The Department of National Defence is shedding a large number of senior officers and bureaucrats who are frustrated
with the government’s continual micro-managing (which is designed to save them embarrassment
rather than be in the Forces’ own interests) and the explosion in under-qualified
public affairs personnel. Sounds like a recipe for waste and trouble.
On a tangentially related note, here is a
rather damning look at our submarine program.
What’s that? NDP MPs are sniping at one
another as they’re proclaiming a “civil” leadership campaign? You don’t say! I
seem to recall that the last party that declared it was going to have a “civil”
leadership campaign was the Liberal Party, and we all know how that turned out.
Here is part three of John Geddes’s takedown of the omnibus crime bill, this time with a special guest appearance by Chief
Justice Beverley McLachlin.
New WikiLeaks cables show that Canada contributed to a ransom paid to free our diplomats kidnapped in West Africa a
couple of years ago – contrary to what Harper told us.
You know things are in sad shape when it
takes a publicized hacking attempt on our country’s financial data to
get IT professionals the tools they need to combat such attempts, rather than allowing them
to be on top of things before they reach the crisis point.
What’s that? Our addiction to polling is
having a deleterious effect on politics? You don’t say! At least some pollsters
are getting the message and trying to talk about how to fix things.

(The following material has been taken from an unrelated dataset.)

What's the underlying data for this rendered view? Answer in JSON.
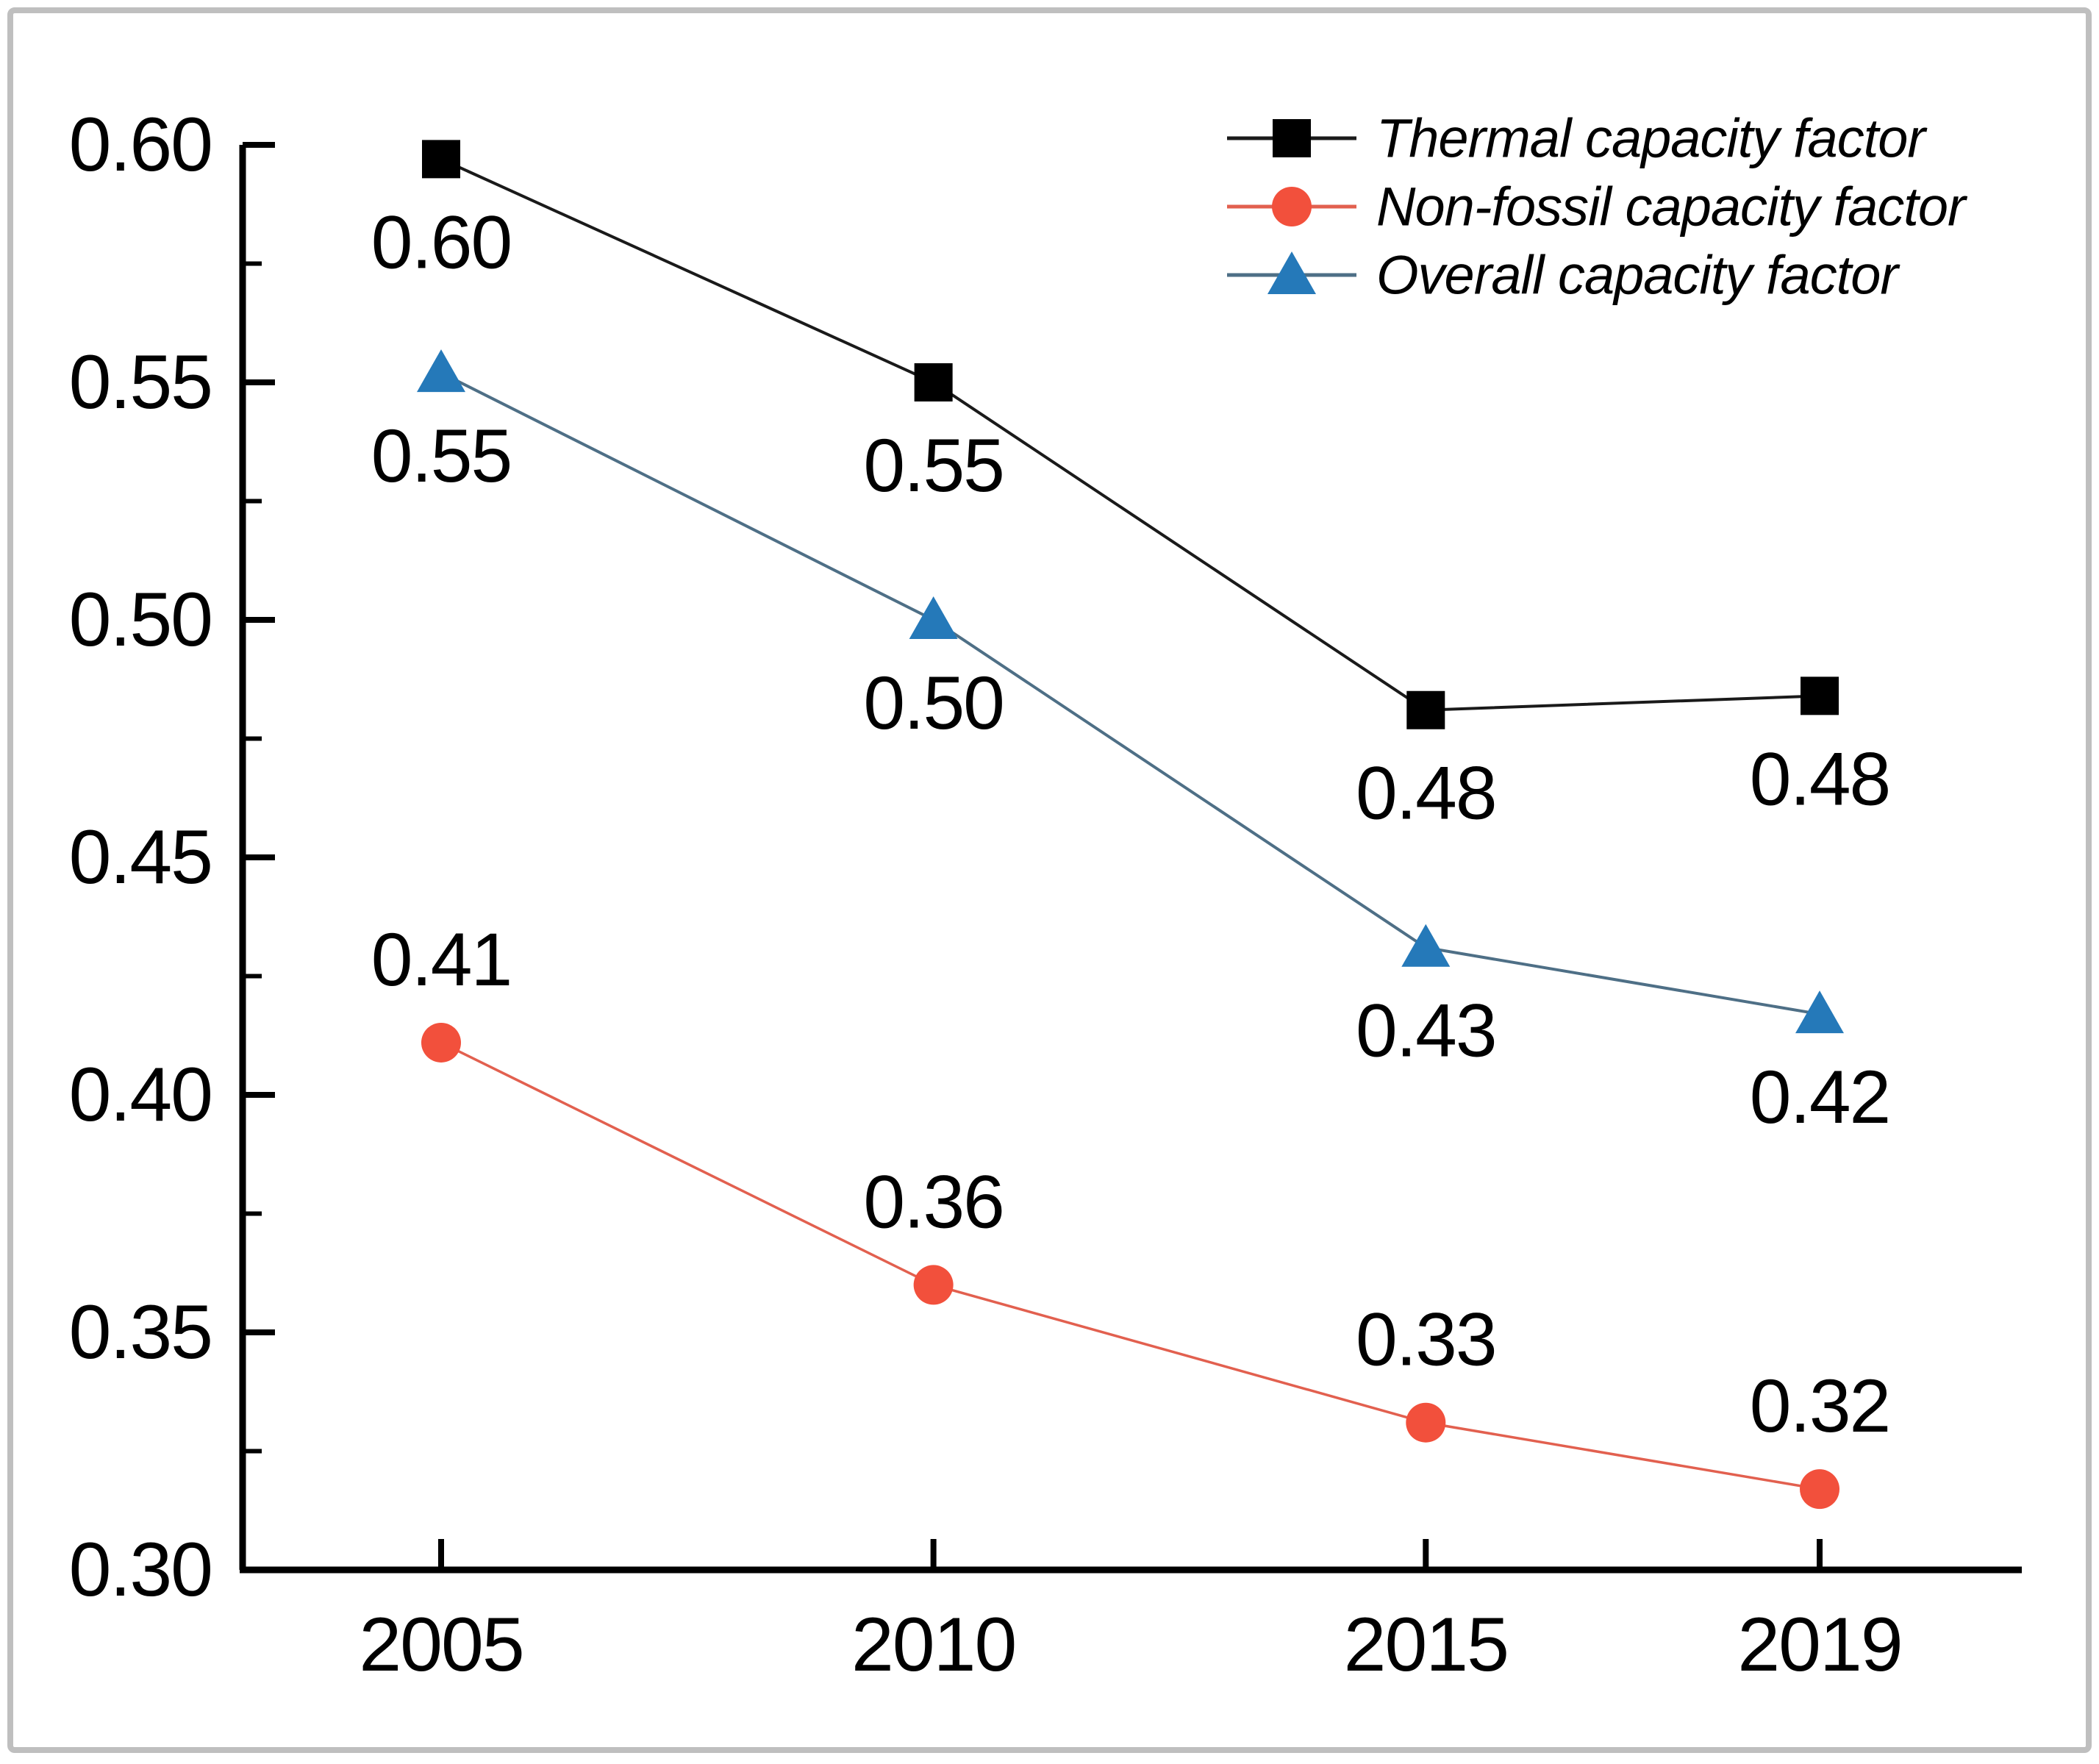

Here’s someone trying to stimulate some
conversation about voting by creating a “hot or not” candidate website. It
can’t be any worse than any other tactics we’ve tried so far.
It turns out that there are three times
as many women on the boards of Crown corporations as on boards in the
private sector – except in the transportation sector. And a Liberal senator’s
attempt to have a bill passed that would help get more women onto boards has been
met with opposition, despite the success that such bills – or the threat of such bills – have had in many European countries.